Конечно, перед ним был враг. И вполне возможно, скоро им предстоит бой или просто удар кинжала - но учтивость придворного и дипломата пока что взяла в нем верх над яростью воина. К тому же, происходило ли дело наяву или во сне, он чувствовал себя усталым, как после хорошей сечи, и требовалось восстановить силы перед битвой со столь грозным противником. И что-то подсказывало ему, что основная битва будет вестись не клинками, а словом.
Дракула величественным жестом сделал ему знак подняться:
- Ты разумен, и знаешь, как вести себя с великими государями. Подойди же, и раздели со мной трапезу. Можешь не опасаться яда: к этому орудию трусов и глупцов пусть прибегают отцы латиняне.
- Ну что вы, Ваше Высочество! И в мыслях бы я не мог допустить, чтобы великий государь Валахии мог отравить посланника царя и великого князя Московского и всея Руси. Казнить меня было бы вашим правом, но...
- Золотые слова твои, и я снова вижу что не ошибся в тебе, боярин. Если бы ты повел себя по-другому, уже мучился бы в агонии - а государю твоему я бы отписал так: если ты знал, что твой боярин и посланник глуп и неучтив и послал его с делом от себя, то ты его и убил. А если не знал того, то сам твой посланец убил себя, приняв задание и зная за собой свою глупость и неучтивость. И хоронить бы в таком случае тебя следовало за церковной оградой как самоубийцу. Истину ли я говорю?
- Тебе судить, государь, - тихо и отчетливо сказал Лапин, чувствуя очередную ловушку. И был прав.
Дракула расхохотался, довольный:
- Да уж кому судить-то тут еще, кроме меня, о моих словах. Больше и некому, ибо нет другого государя в этом мире кроме меня.

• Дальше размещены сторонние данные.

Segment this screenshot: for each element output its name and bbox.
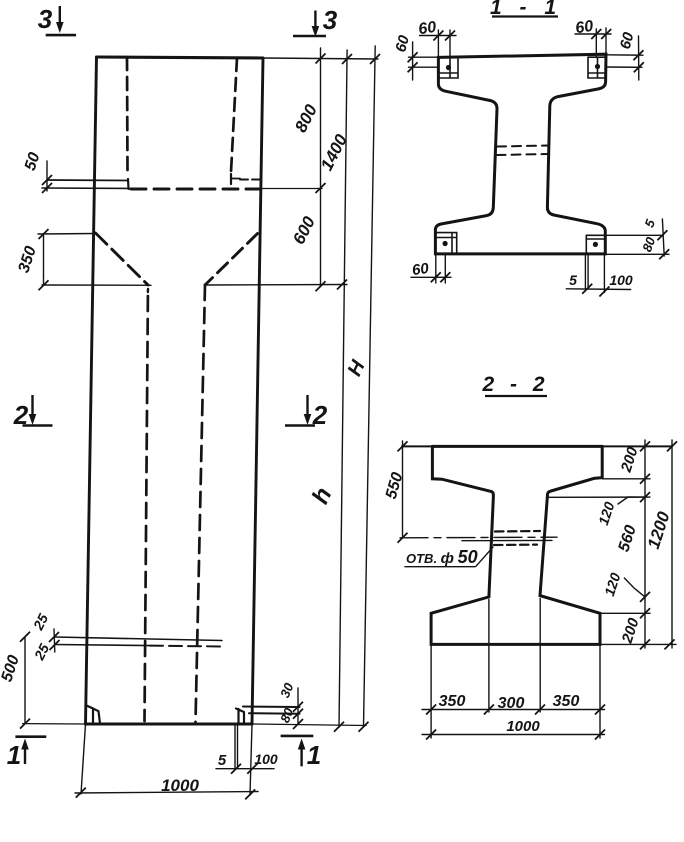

Да, это мой мир - хоть ты и видишь часть его как часть убогой харчевни в вечном городе, отравленном папскими эманациями.
Господарь Валахии говорил по-русски почти правильно, что для отступника православия было в общем неудивительно. Если бы не легкий акцент на шипящих и обилие латинизмов, его можно было бы принять по манерам и гонору за белорусского шляхтича: их множество в поисках лучшей доли приезжало в Москву на службу к великому князю.
- Но я пригласил тебя говорить не о метафизике и искривлениях пространства и времени, - продолжал Дракула, удобно ставя ноги, как на подставку на бесшумно храпящего Сеньку. - Я буду говорить с тобой о делах государей и государств. Сейчас пока что у тебя еще есть выбор: уйти и забыть обо всем. Проснувшись утром, ты будешь считать все увиденное и услышанное сном. А пройденное тобой посвящение останется твоей наградой за учтивость и умение вести себя в присутствии великого государя. Что скажешь?
- Скажу, Ваше Высочество, что зашел слишком далеко вперед и слишком высоко вверх, - Лапин покосился за ограду террасы, где громоздились скалы и матово светились ледники, - да, слишком высоко, чтобы поворачивать назад и вниз.